Microfinance firm Spandana Sphoorty Financial Ltd reported a net loss of ₹83 crore for Q3FY26, significantly lower than the ₹218 crore loss recorded in the year-ago period.
The company’s net interest income (NII) rose 12.7% year-on-year to ₹94.5 crore. Assets under management (AUM) stood at ₹3,948 crore at the end of the quarter, marking a 3% decline from ₹4,088 crore in Q2FY26, while disbursements grew 27% QoQ to ₹1,188 crore.
Asset quality showed marked improvement, with standalone gross non-performing assets (GNPA) falling to 2.60% from 4.97% in September 2025, and net NPA at 0.50%.
The provision coverage ratio (PCR) remained steady at ~80%. The company attributed the progress to its cautious customer selection and improved portfolio performance, with 58% of FY26 microfinance AUM reporting 99.8% net collection efficiency.
Commenting on the results, Venkatesh Krishnan, MD & CEO, said, “The microfinance sector inched closer to normalcy in Q3FY26 after six very challenging quarters. Our Q3 disbursements were up 27% QoQ, and collection efficiency continues to improve across buckets.
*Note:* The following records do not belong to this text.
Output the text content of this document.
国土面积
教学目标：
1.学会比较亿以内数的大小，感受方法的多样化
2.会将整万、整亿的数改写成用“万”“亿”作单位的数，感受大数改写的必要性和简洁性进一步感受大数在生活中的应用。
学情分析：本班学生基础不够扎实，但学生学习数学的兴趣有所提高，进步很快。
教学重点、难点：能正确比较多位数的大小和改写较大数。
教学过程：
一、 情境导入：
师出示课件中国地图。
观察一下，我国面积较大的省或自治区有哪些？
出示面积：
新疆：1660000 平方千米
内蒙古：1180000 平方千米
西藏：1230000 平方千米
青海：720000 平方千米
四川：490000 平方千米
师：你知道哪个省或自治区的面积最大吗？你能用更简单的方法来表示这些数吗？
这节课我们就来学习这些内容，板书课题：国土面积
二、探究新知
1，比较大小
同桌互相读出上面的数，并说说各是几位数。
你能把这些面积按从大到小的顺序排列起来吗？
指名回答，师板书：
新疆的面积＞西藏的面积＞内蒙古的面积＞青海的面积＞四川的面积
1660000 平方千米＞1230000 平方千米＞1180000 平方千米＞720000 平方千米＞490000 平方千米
With comfortable liquidity of ₹1,626 crore, a CRAR of 40.3%, and gearing at 1.8x, we are well-positioned to drive future growth.”
The company is also exploring operational efficiencies, including a potential merger of its subsidiary Criss Financials Ltd with Spandana to optimise capital utilisation, diversify the asset base, and enhance operational agility.
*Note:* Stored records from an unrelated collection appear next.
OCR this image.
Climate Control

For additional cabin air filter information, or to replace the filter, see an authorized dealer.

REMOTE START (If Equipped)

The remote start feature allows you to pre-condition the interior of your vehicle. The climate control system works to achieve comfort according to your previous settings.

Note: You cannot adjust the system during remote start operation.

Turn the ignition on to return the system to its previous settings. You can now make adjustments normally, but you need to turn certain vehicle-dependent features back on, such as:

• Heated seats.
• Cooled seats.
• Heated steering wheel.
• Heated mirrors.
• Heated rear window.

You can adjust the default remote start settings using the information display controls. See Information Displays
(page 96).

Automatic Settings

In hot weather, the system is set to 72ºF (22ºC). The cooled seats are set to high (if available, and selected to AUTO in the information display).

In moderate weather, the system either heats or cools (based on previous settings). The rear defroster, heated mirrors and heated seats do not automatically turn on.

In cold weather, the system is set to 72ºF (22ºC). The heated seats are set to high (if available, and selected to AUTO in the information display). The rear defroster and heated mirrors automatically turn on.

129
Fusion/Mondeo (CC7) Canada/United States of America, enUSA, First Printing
Spandana has also factored in the financial impact of the new labour codes, resulting in incremental employee benefit expenses of ₹3.91–4.07 crore in gratuity and ₹3.68–4.34 crore in leave liabilities, while monitoring further clarifications from the government.
Shares of Spandana Sphoorty Financial Ltd ended higher on 6.18% at ₹252.75 on the NSE.